Летописец Бармин приоткрывает нам историю в лицах, повествует: «План операции был утвержден представителями КГБ и минобороны (Иванов, Магометов), завизирован Н.Н. Гуськовым, В.А. Кирпиченко, Е.С. Кузьминым, Л.П. Богдановым и В.И. Осадчим (резидент КГБ). Первыми скрипками, несомненно, были представители Лубянки: советник председателя — генерал Борис Семенович Иванов, заместитель начальника Первого главного управления — генерал Вадим Алексеевич Кирпиченко, руководитель представительства Комитета — полковник Леонид Павлович Богданов, резидент КГБ полковник Осадчий. Чуть позже к ним присоединится шеф Управления нелегальной разведки и спецопераций генерал Юрий Иванович Дроздов. От Минобороны операцию готовили новый главный военный советник Султан Кекезович (так у Бармина), заместитель командующего Военно-десантных войск (по Бармину) Николай Никитович Гуськов и представитель Генштаба Евгений Семенович Кузьмин». Заметьте, воинские звания армейских руководителей даже не указаны, в отличие от своих генералов КГБ.

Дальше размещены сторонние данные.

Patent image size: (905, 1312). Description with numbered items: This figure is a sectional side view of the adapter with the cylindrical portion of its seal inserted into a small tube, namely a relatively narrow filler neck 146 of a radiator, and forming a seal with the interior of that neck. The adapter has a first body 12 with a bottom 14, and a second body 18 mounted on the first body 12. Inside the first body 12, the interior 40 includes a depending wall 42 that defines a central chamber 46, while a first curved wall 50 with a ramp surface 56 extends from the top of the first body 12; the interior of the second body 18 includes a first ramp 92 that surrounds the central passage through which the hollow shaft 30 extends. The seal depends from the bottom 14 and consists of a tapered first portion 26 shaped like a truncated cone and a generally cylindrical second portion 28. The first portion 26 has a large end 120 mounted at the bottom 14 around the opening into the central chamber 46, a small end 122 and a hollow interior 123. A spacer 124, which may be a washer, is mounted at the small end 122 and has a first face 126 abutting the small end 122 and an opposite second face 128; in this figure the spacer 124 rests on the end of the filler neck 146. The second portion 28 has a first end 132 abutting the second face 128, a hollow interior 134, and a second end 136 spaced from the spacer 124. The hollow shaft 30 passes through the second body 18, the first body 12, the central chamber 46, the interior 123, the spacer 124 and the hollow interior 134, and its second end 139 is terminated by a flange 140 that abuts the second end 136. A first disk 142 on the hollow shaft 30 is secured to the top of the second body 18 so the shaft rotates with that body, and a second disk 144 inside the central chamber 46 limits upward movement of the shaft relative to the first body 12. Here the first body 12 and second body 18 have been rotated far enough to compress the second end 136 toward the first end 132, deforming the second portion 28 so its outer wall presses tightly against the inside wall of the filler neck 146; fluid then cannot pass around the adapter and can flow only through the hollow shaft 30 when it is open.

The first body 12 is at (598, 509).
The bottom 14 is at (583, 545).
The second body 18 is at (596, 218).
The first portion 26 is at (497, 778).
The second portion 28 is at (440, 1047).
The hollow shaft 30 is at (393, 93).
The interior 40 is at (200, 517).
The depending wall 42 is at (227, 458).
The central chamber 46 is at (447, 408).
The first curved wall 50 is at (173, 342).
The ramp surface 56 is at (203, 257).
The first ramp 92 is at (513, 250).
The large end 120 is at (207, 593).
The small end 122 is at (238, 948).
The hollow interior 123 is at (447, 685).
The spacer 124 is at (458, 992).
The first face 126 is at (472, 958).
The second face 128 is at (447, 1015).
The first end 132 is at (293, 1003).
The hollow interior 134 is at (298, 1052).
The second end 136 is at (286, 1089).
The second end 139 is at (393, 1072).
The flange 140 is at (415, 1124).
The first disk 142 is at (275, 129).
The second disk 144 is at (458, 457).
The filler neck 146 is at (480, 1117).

За этим густым частоколом себялюбцев и усердием подлобызников, «огласивших список полностью», что-то и не разглядеть непосредственного руководителя операции — полковника Василия Колесника. Понятно, чекист о чекисте вещает, тумана нагоняет, тужится в придумывании героического содержания, крепит авторитет КГБ. А сколько подобострастного уважения проявлено в перечислении всех титулов, и все — по имени да по отцу-батюшке. Осадчему, заметьте, не повезло — не величали его наряду с другими, как надо и достойно, по имени-отчеству. Не потому ли, что на день написания воспоминаний он, полковник Осадчий, долгие годы опекавший Бабрака Кармаля, дивным образом скоропостижно скончался? Его одного Кармаль уважал. И о генерале Дроздове Федор как-то так, походя, вскользь сказал, вроде даже мимоходом. А за словами «чуть позже присоединился» — так и вообще видится скверный образ: сбоку припека. Не затронула ли болезненно эта «недооценка» генерала от «нелегальной разведки и спецопераций», что он, поднатужась, сам о себе хорошо рассказал и как надо подправил и Федора бестолкового, а заодно и толково историю наших спецслужб.